I would also like to say a few words about the disaster at Grenfell Tower. The whole country was heartbroken by the horrific loss of life and the utter devastation that we have seen. I am sure that the whole House will join me in sending our deepest condolences to the friends and families of all those who lost loved ones. Today, we also think of those who survived but lost everything. One lady I met ran from the fire wearing no more than a T-shirt and a pair of knickers. She had lost absolutely everything.
Let me be absolutely clear. The support on the ground for families in the initial hours was not good enough. People were left without belongings, without a roof over their heads, and without even basic information about what had happened, what they should do and where they could seek help. That was a failure of the state—local and national—to help people when they needed it most. As Prime Minister, I apologise for that failure and, as Prime Minister, I have taken responsibility for doing what we can to put things right. That is why each family whose home was destroyed is receiving a down payment from the emergency fund so that they can buy food, clothes and other essentials, and all those who have lost their homes will be rehoused within three weeks.

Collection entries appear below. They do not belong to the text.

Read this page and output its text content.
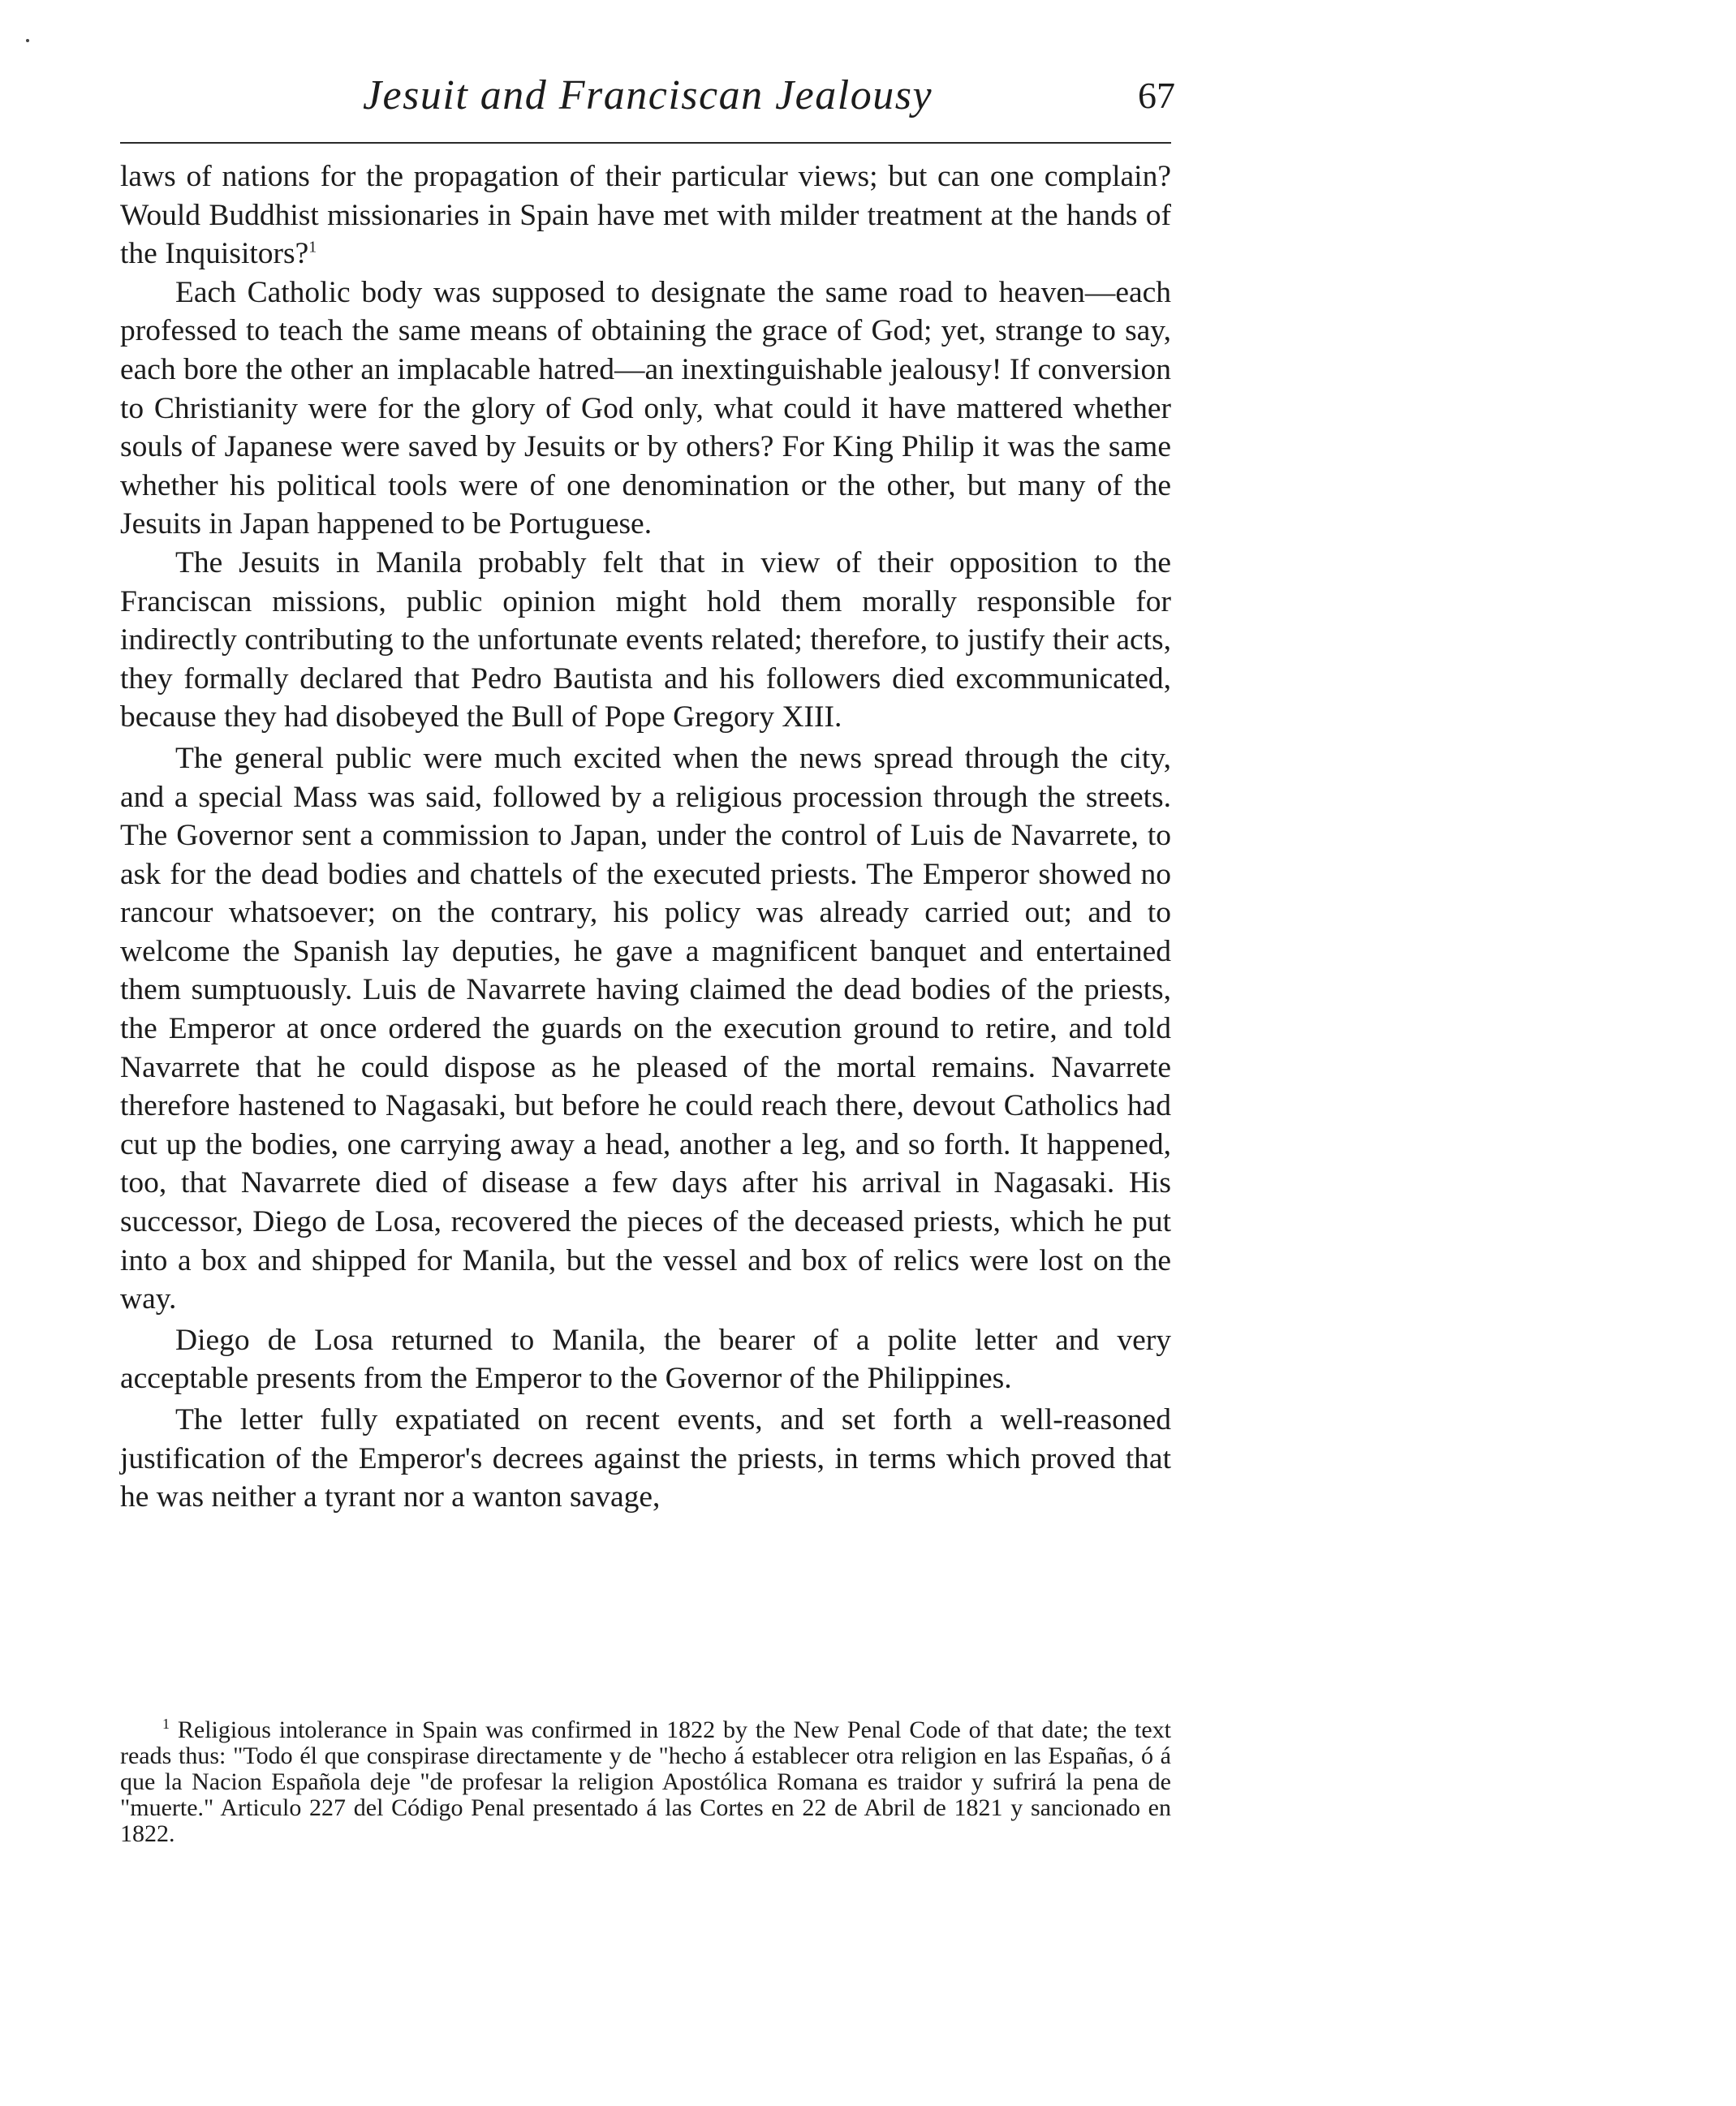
Jesuit and Franciscan Jealousy	67

laws of nations for the propagation of their particular views; but can one complain? Would Buddhist missionaries in Spain have met with milder treatment at the hands of the Inquisitors?$^1$

Each Catholic body was supposed to designate the same road to heaven—each professed to teach the same means of obtaining the grace of God; yet, strange to say, each bore the other an implacable hatred—an inextinguishable jealousy! If conversion to Christianity were for the glory of God only, what could it have mattered whether souls of Japanese were saved by Jesuits or by others? For King Philip it was the same whether his political tools were of one denomination or the other, but many of the Jesuits in Japan happened to be Portuguese.

The Jesuits in Manila probably felt that in view of their opposition to the Franciscan missions, public opinion might hold them morally responsible for indirectly contributing to the unfortunate events related; therefore, to justify their acts, they formally declared that Pedro Bautista and his followers died excommunicated, because they had disobeyed the Bull of Pope Gregory XIII.

The general public were much excited when the news spread through the city, and a special Mass was said, followed by a religious procession through the streets. The Governor sent a commission to Japan, under the control of Luis de Navarrete, to ask for the dead bodies and chattels of the executed priests. The Emperor showed no rancour whatsoever; on the contrary, his policy was already carried out; and to welcome the Spanish lay deputies, he gave a magnificent banquet and entertained them sumptuously. Luis de Navarrete having claimed the dead bodies of the priests, the Emperor at once ordered the guards on the execution ground to retire, and told Navarrete that he could dispose as he pleased of the mortal remains. Navarrete therefore hastened to Nagasaki, but before he could reach there, devout Catholics had cut up the bodies, one carrying away a head, another a leg, and so forth. It happened, too, that Navarrete died of disease a few days after his arrival in Nagasaki. His successor, Diego de Losa, recovered the pieces of the deceased priests, which he put into a box and shipped for Manila, but the vessel and box of relics were lost on the way.

Diego de Losa returned to Manila, the bearer of a polite letter and very acceptable presents from the Emperor to the Governor of the Philippines.

The letter fully expatiated on recent events, and set forth a well-reasoned justification of the Emperor's decrees against the priests, in terms which proved that he was neither a tyrant nor a wanton savage,

$^1$ Religious intolerance in Spain was confirmed in 1822 by the New Penal Code of that date; the text reads thus: "Todo él que conspirase directamente y de "hecho á establecer otra religion en las Españas, ó á que la Nacion Española deje "de profesar la religion Apostólica Romana es traidor y sufrirá la pena de "muerte." Articulo 227 del Código Penal presentado á las Cortes en 22 de Abril de 1821 y sancionado en 1822.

There will also be an independent public inquiry, chaired by a judge, to get to the truth about what happened and who was responsible, and to provide justice for the victims and their families who suffered so terribly. All those with an interest, including survivors and victims’ families, will be consulted about the terms of reference, and those affected will have their legal costs paid. Because it is clear that the Royal Borough of Kensington and Chelsea has not been able to cope with the scale of the tragedy, we will also develop a new strategy for resilience in major disasters, which could include a new civil disaster response taskforce that can help at times of emergency. We must learn some of the lessons of this and previous disasters when bereaved families have not had the support they need.